Progressive Refinement
The todo list shows the assistant's working process: the design task is marked "completed" while the implementation task is "in_progress." This reflects a staged workflow where design precedes implementation, but the boundary is fluid—the assistant is ready to start coding while keeping the design document open for reference.
Conclusion
Message 667 is a masterclass in concise architectural communication. In a few paragraphs, it captures the key insight, the design rationale, the implementation plan, and the boundary conditions for Phase 3 of the cuzk proving engine. It demonstrates how a skilled engineer navigates the transition from understanding to implementation: by first articulating the core insight, then decomposing it into concrete changes, and finally sequencing those changes into a todo list.
The message's most striking feature is its economy. It doesn't belabor the obvious, doesn't over-explain the familiar, and doesn't speculate about the unknown.

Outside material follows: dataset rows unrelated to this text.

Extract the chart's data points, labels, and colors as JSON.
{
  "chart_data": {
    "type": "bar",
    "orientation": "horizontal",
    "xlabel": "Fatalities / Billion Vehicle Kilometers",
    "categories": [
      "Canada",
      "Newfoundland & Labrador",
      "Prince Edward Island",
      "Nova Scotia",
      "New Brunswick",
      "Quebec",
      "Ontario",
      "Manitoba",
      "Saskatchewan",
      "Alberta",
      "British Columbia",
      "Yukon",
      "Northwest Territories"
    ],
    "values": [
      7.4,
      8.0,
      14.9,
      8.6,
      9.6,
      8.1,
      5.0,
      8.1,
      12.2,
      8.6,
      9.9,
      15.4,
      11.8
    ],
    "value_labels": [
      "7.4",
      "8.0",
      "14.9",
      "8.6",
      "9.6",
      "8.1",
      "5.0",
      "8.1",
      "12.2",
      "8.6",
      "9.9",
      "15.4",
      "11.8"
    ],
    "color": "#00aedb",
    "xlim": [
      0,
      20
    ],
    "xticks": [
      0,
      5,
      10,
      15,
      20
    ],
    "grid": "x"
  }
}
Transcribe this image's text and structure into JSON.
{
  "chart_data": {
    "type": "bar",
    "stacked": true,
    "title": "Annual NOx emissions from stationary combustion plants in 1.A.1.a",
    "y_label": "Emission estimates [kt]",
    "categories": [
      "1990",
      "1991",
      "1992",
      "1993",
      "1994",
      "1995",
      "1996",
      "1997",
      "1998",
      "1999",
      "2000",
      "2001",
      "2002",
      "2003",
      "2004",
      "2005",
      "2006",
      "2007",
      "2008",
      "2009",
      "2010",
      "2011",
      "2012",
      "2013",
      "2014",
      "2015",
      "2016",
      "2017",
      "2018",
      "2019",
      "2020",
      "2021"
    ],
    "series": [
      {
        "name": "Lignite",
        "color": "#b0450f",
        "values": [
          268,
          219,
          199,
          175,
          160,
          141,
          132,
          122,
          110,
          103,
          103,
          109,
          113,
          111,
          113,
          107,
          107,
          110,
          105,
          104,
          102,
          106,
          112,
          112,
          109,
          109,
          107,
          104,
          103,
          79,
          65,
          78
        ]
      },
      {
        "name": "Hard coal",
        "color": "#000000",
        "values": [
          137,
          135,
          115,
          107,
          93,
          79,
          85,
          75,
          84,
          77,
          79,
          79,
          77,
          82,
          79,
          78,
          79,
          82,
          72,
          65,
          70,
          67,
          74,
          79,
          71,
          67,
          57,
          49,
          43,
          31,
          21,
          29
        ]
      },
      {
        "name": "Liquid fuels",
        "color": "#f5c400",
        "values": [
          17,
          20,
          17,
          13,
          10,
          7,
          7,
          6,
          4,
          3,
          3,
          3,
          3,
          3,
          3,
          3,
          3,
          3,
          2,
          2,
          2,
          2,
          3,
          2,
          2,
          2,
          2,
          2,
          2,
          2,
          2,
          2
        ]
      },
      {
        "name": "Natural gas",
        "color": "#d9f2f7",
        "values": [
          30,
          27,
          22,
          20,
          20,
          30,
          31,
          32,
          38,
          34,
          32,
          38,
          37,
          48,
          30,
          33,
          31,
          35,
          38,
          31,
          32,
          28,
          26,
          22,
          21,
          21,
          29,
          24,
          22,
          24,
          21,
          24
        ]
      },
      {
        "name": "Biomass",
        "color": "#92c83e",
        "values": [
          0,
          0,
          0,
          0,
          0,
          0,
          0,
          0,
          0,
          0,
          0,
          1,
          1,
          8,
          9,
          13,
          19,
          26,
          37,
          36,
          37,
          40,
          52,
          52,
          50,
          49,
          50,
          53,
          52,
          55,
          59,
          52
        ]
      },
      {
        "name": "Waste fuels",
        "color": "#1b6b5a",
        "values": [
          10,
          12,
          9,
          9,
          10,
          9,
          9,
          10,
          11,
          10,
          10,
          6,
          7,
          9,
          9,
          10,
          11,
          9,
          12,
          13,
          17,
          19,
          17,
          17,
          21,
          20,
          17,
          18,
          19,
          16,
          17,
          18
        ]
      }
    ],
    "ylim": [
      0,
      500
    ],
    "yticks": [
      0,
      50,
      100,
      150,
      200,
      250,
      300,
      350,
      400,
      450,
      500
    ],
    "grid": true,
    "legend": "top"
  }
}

It assumes the reader (which is itself, in the context of the coding session) has the necessary background knowledge and focuses on what's new: the batching architecture, the placement of the collector, the data flow, and the specific files to modify.
For anyone studying how to design complex systems, message 667 offers a valuable lesson: the best designs are those that change as little as possible while achieving the desired effect. The cross-sector batching architecture doesn't rewrite the engine, doesn't change the API, and doesn't introduce new configuration parameters. It inserts a single new component—the batch collector—at precisely the right point in the data flow, and lets the existing infrastructure handle the rest. That is the hallmark of a mature engineering sensibility.